20 September 2016
Jalan Tunjungan sedini pagi sudah padat dengan pelajar, angkatan militer, orang-orang pemerintahan, hingga masyarakat sipil. Tepat di tanggal 19 September 2016, Surabaya memperingati terjadinya Insiden Bendera—perobekan Bendera Belanda (Merah, Putih, Biru), dimana 71 tahun yang lalu terjadi di Hotel Yamato (kini Hotel Majapahit). Selain upacara, seluruh peserta juga dapat menyaksikan rekonstruksi ulang perobekan bendera. Teatrikal ini dimainkan oleh Surabaya Juang yang terdiri dari komunitas Roode Brug Surabaya (Komunitas Pecinta Sejarah), Komunitas Pegiat Kebangsaan (KPK), dan komunitas teater-teater kampus di Surabaya. Acara yang digelar tepat di depan Hotel Majapahit ini dimulai sekitar jam 8 pagi dan diikuti oleh sekitar 2000 pelajar, 200 veteran, serta 110 anak-anak teater, dan tentunya awak media.
Bicara soal teatrikal rekonstruksi Insiden Bendera, Heri Prasetyo atau yang biasa disapa Heri Lento menyebutkan bahwa butuh waktu sekitar 2 bulan untuk mempersiapkan pementasan ini. “Pertama kami membuat naskah dulu. Setelah jadi kami siarkan ke teman-teman pemain. Namun sebelumnya kami sudah melakukan casting, sehingga pemain sudah kumpul dan siap latihan,” ujarnya yang merupakan Sutradara Teatrikal Perobekan Bendera Merah Putih Biru.
Peringatan Insiden Bendera sudah kali kedua dilaksanakan pada 19 September, dimana ketika merunut sejarah memang jatuh pada tanggal tersebut. Namun disisi lain, masyarakat Surabaya kurang familiar dan merasa tepat di tanggal 10 November lah peristiwa itu terjadi. “Jadi peristiwa sejarah di Surabaya, banyak orang melihat 10 November itu adalah puncaknya.
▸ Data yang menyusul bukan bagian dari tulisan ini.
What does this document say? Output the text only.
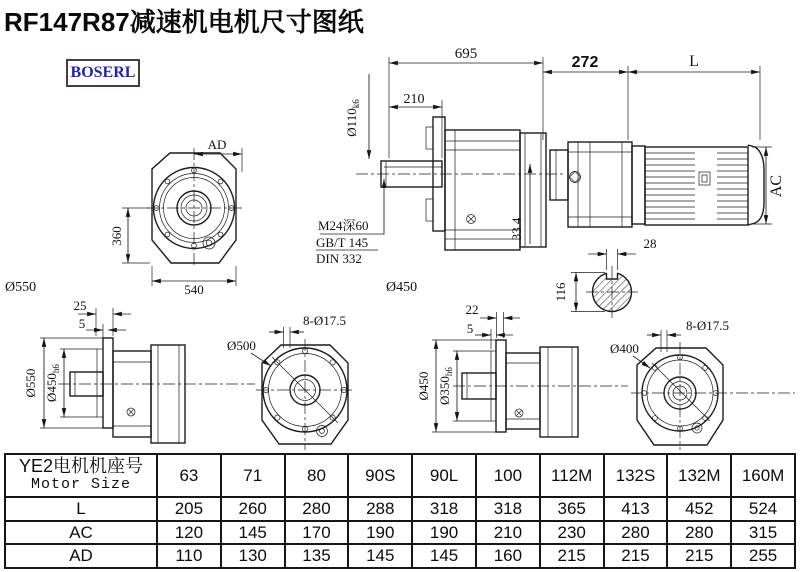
RF147R87减速机电机尺寸图纸
BOSERL
AD
360
540
Ø550
695
210
$Ø110_{k6}$
M24深60
GB/T 145
DIN 332
33.4
Ø450
272	L
AC
28
116
25
5
Ø550 $Ø450_{h6}$
8-Ø17.5
Ø500
22
5
Ø450 $Ø350_{h6}$
8-Ø17.5
Ø400
YE2电机机座号
Motor Size	63	71	80	90S	90L	100	112M	132S	132M	160M
L	205	260	280	288	318	318	365	413	452	524
AC	120	145	170	190	190	210	230	280	280	315
AD	110	130	135	145	145	160	215	215	215	255
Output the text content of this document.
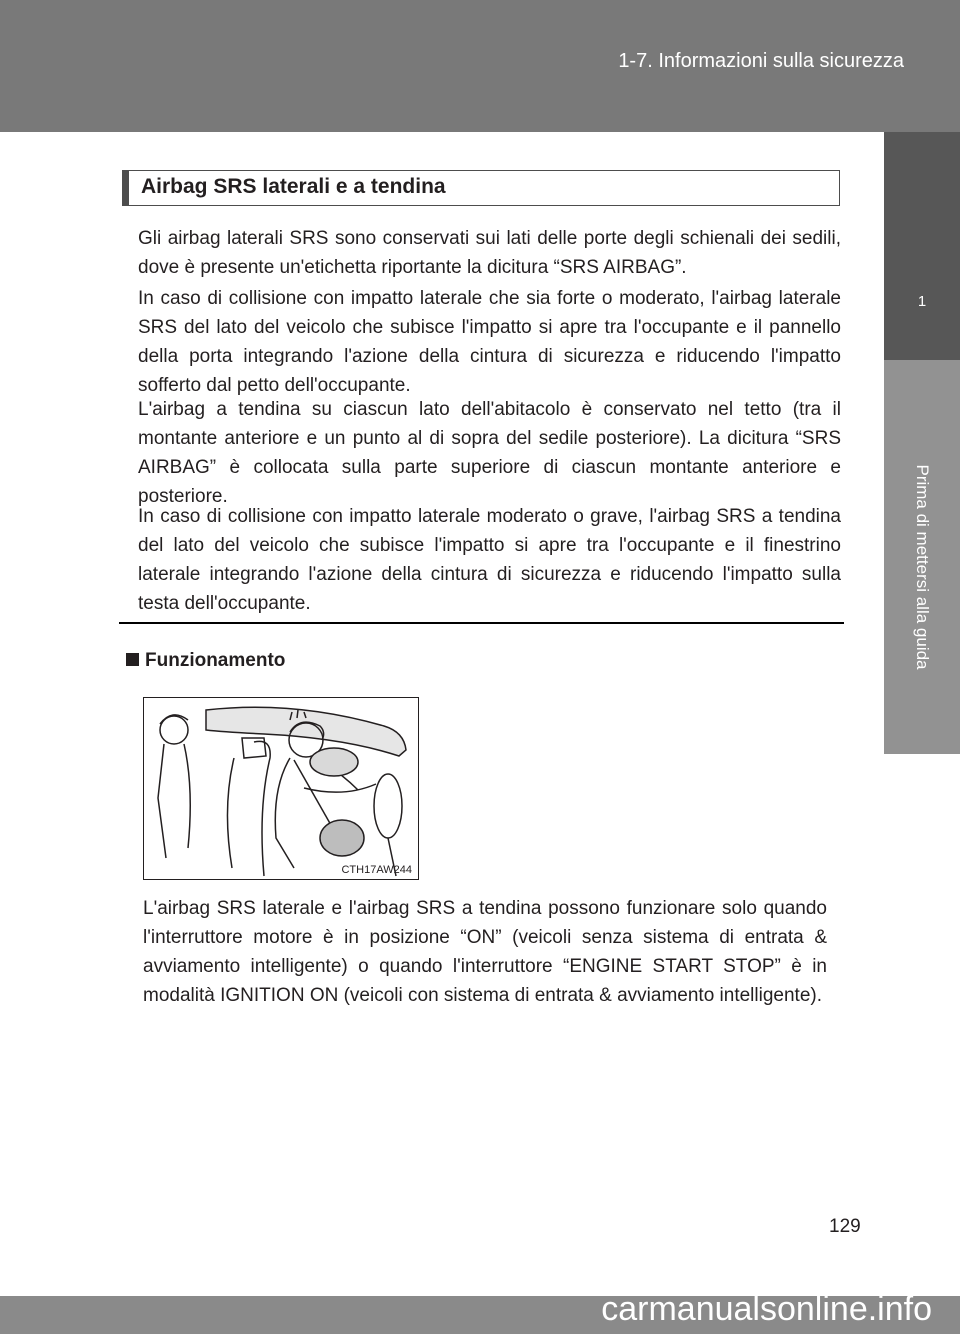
1-7. Informazioni sulla sicurezza
1
Prima di mettersi alla guida
Airbag SRS laterali e a tendina

Gli airbag laterali SRS sono conservati sui lati delle porte degli schienali dei sedili, dove è presente un'etichetta riportante la dicitura “SRS AIRBAG”.

In caso di collisione con impatto laterale che sia forte o moderato, l'airbag laterale SRS del lato del veicolo che subisce l'impatto si apre tra l'occupante e il pannello della porta integrando l'azione della cintura di sicurezza e riducendo l'impatto sofferto dal petto dell'occupante.

L'airbag a tendina su ciascun lato dell'abitacolo è conservato nel tetto (tra il montante anteriore e un punto al di sopra del sedile posteriore). La dicitura “SRS AIRBAG” è collocata sulla parte superiore di ciascun montante anteriore e posteriore.

In caso di collisione con impatto laterale moderato o grave, l'airbag SRS a tendina del lato del veicolo che subisce l'impatto si apre tra l'occupante e il finestrino laterale integrando l'azione della cintura di sicurezza e riducendo l'impatto sulla testa dell'occupante.

Funzionamento
CTH17AW244

L'airbag SRS laterale e l'airbag SRS a tendina possono funzionare solo quando l'interruttore motore è in posizione “ON” (veicoli senza sistema di entrata & avviamento intelligente) o quando l'interruttore “ENGINE START STOP” è in modalità IGNITION ON (veicoli con sistema di entrata & avviamento intelligente).

129
carmanualsonline.info
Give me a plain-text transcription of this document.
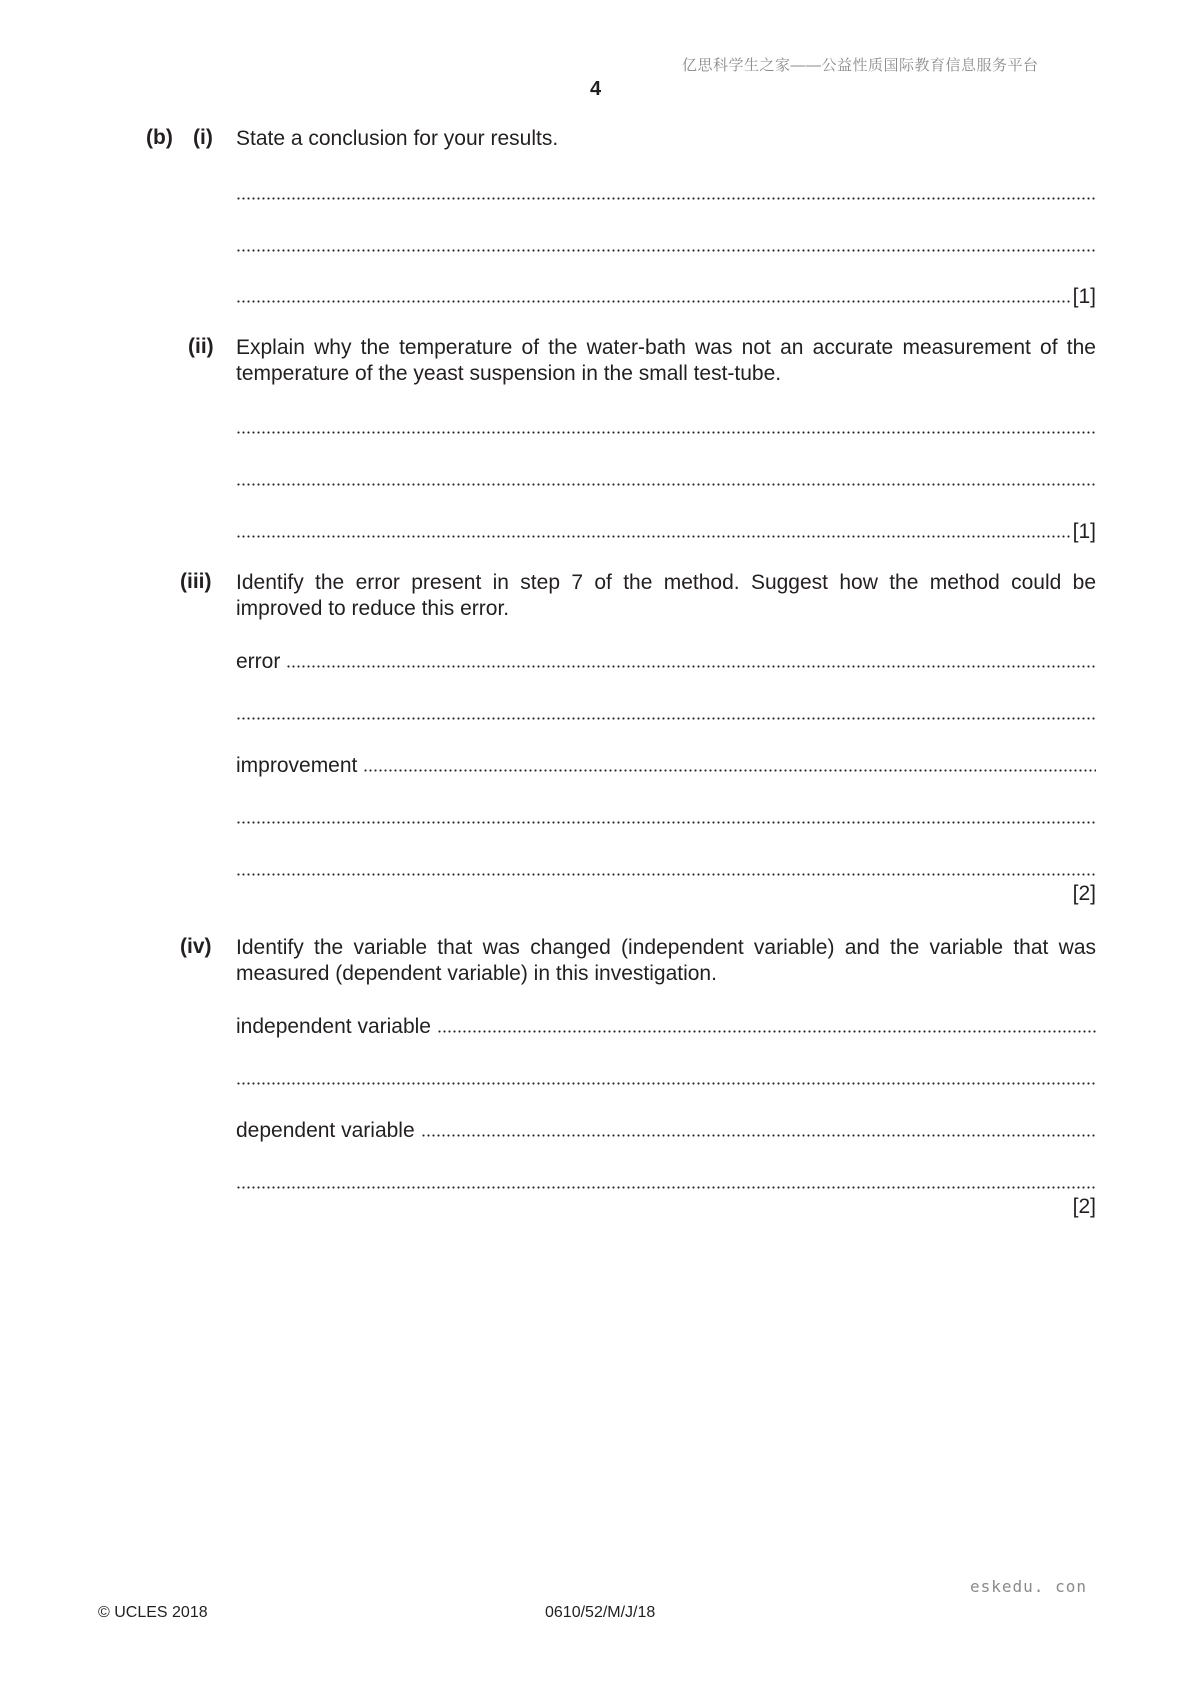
亿思科学生之家——公益性质国际教育信息服务平台
4
(b) (i) State a conclusion for your results.
[1]
(ii) Explain why the temperature of the water-bath was not an accurate measurement of the temperature of the yeast suspension in the small test-tube.
[1]
(iii) Identify the error present in step 7 of the method. Suggest how the method could be improved to reduce this error.
error
improvement
[2]
(iv) Identify the variable that was changed (independent variable) and the variable that was measured (dependent variable) in this investigation.
independent variable
dependent variable
[2]
eskedu. con
© UCLES 2018	0610/52/M/J/18
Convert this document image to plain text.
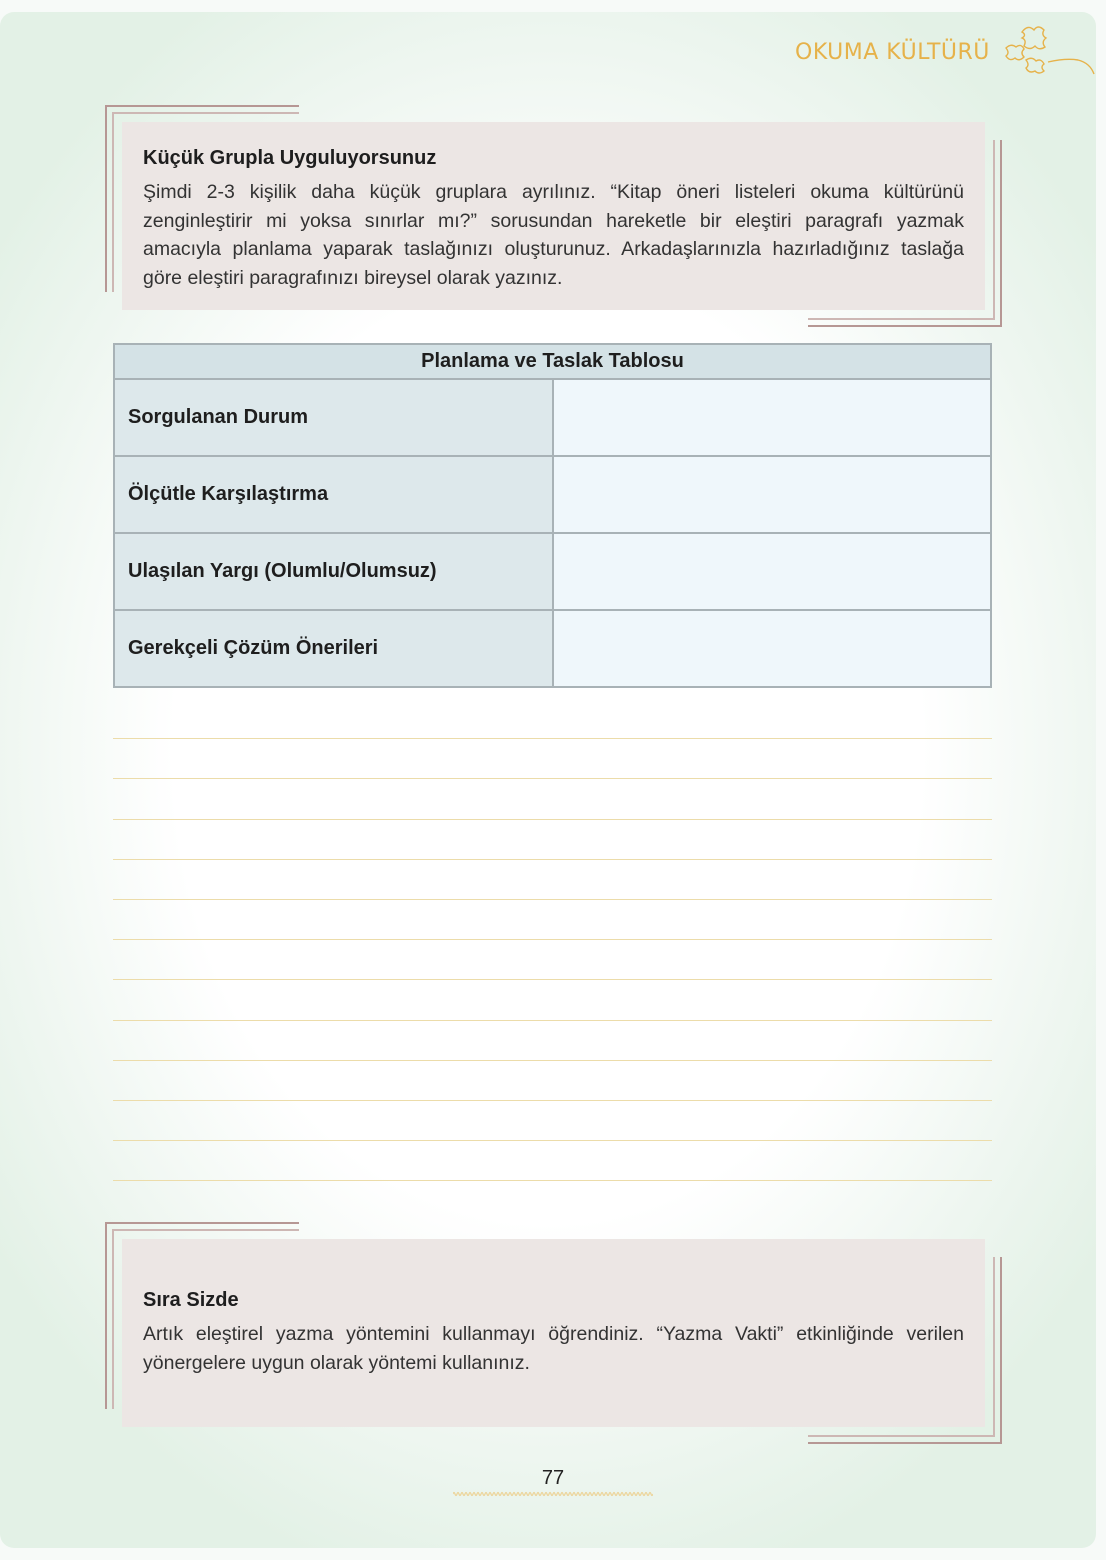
OKUMA KÜLTÜRÜ

Küçük Grupla Uyguluyorsunuz

Şimdi 2-3 kişilik daha küçük gruplara ayrılınız. “Kitap öneri listeleri okuma kültürünü zenginleştirir mi yoksa sınırlar mı?” sorusundan hareketle bir eleştiri paragrafı yazmak amacıyla planlama yaparak taslağınızı oluşturunuz. Arkadaşlarınızla hazırladığınız taslağa göre eleştiri paragrafınızı bireysel olarak yazınız.

Planlama ve Taslak Tablosu	
Sorgulanan Durum	
Ölçütle Karşılaştırma	
Ulaşılan Yargı (Olumlu/Olumsuz)	
Gerekçeli Çözüm Önerileri	

Sıra Sizde

Artık eleştirel yazma yöntemini kullanmayı öğrendiniz. “Yazma Vakti” etkinliğinde verilen yönergelere uygun olarak yöntemi kullanınız.

77
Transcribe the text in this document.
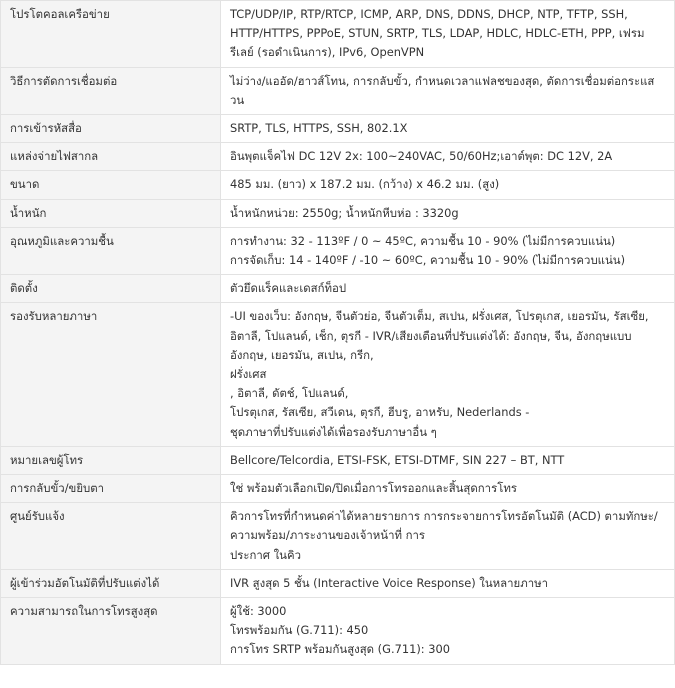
โปรโตคอลเครือข่าย	TCP/UDP/IP, RTP/RTCP, ICMP, ARP, DNS, DDNS, DHCP, NTP, TFTP, SSH, HTTP/HTTPS, PPPoE, STUN, SRTP, TLS, LDAP, HDLC, HDLC-ETH, PPP, เฟรม
รีเลย์ (รอดำเนินการ), IPv6, OpenVPN

วิธีการตัดการเชื่อมต่อ	ไม่ว่าง/แออัด/ฮาวส์โทน, การกลับขั้ว, กำหนดเวลาแฟลชของสุด, ตัดการเชื่อมต่อกระแสวน

การเข้ารหัสสื่อ	SRTP, TLS, HTTPS, SSH, 802.1X

แหล่งจ่ายไฟสากล	อินพุตแจ็คไฟ DC 12V 2x: 100~240VAC, 50/60Hz;เอาต์พุต: DC 12V, 2A

ขนาด	485 มม. (ยาว) x 187.2 มม. (กว้าง) x 46.2 มม. (สูง)

น้ำหนัก	น้ำหนักหน่วย: 2550g; น้ำหนักหีบห่อ : 3320g

อุณหภูมิและความชื้น	การทำงาน: 32 - 113ºF / 0 ~ 45ºC, ความชื้น 10 - 90% (ไม่มีการควบแน่น)
การจัดเก็บ: 14 - 140ºF / -10 ~ 60ºC, ความชื้น 10 - 90% (ไม่มีการควบแน่น)

ติดตั้ง	ตัวยึดแร็คและเดสก์ท็อป

รองรับหลายภาษา	-UI ของเว็บ: อังกฤษ, จีนตัวย่อ, จีนตัวเต็ม, สเปน, ฝรั่งเศส, โปรตุเกส, เยอรมัน, รัสเซีย, อิตาลี, โปแลนด์, เช็ก, ตุรกี - IVR/เสียงเตือนที่ปรับแต่งได้: อังกฤษ, จีน, อังกฤษแบบอังกฤษ, เยอรมัน, สเปน, กรีก,
ฝรั่งเศส
, อิตาลี, ดัตช์, โปแลนด์,
โปรตุเกส, รัสเซีย, สวีเดน, ตุรกี, ฮีบรู, อาหรับ, Nederlands -
ชุดภาษาที่ปรับแต่งได้เพื่อรองรับภาษาอื่น ๆ

หมายเลขผู้โทร	Bellcore/Telcordia, ETSI-FSK, ETSI-DTMF, SIN 227 – BT, NTT

การกลับขั้ว/ขยิบตา	ใช่ พร้อมตัวเลือกเปิด/ปิดเมื่อการโทรออกและสิ้นสุดการโทร

ศูนย์รับแจ้ง	คิวการโทรที่กำหนดค่าได้หลายรายการ การกระจายการโทรอัตโนมัติ (ACD) ตามทักษะ/ความพร้อม/ภาระงานของเจ้าหน้าที่ การ
ประกาศ ในคิว

ผู้เข้าร่วมอัตโนมัติที่ปรับแต่งได้	IVR สูงสุด 5 ชั้น (Interactive Voice Response) ในหลายภาษา

ความสามารถในการโทรสูงสุด	ผู้ใช้: 3000
โทรพร้อมกัน (G.711): 450
การโทร SRTP พร้อมกันสูงสุด (G.711): 300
Justru, hari ini (baca: 19 September) adalah titik awalnya. Masyarakat Surabaya marah masih ada Bendera Merah Putih Biru yang berkibar, sedangkan per tanggal 1 September sudah ada keputusan dari Presiden Soekarno untuk mengibarkan Bendera Merah Putih di Indonesia,” tutur Heri Lento panjang lebar. Ia juga bercerita mengenai runtutan sejarah perlawanan di Kota Surabaya. Setelah 19 September, ternyata arek-arek Suroboyo masih bergejolak. Tepat tanggal 22 Oktober, di Surabaya terjadi peristiwa yang namanya Resolusi Jihad, melibatkan perjuangan para santri. Dilanjutkan pada 27-30 Oktober ialah perang pertama kali di Surabaya, dimana Sekutu akhirnya kalah. “Saya pernah di datangi wartawan dari London, karena dia menemukan di museumnya Sekutu hanya pernah mengibarkan bendera putih sekali dan itu di Surabaya,” kenang Heri. Setelah banyak genjatan senjata yang terjadi, barulah 10 November terjadi peristiwa Pertempuran Surabaya.
Adanya acara seperti rekonstruksi Perobekan Bendera Merah Putih Biru, untuk mengenang kembali jasa-jasa pahlawan, juga diharapkan dapat membawa edukasi baru, tidak hanya untuk para pelajar melainkan juga untuk seluruh lapisan masyarakat untuk selalu mengingat sejarah. Seperti kata Sang Proklamator, Ir. Soekarno, “JAS MERAH” – Jangan Sekali-Kali Meninggalkan Sejarah!!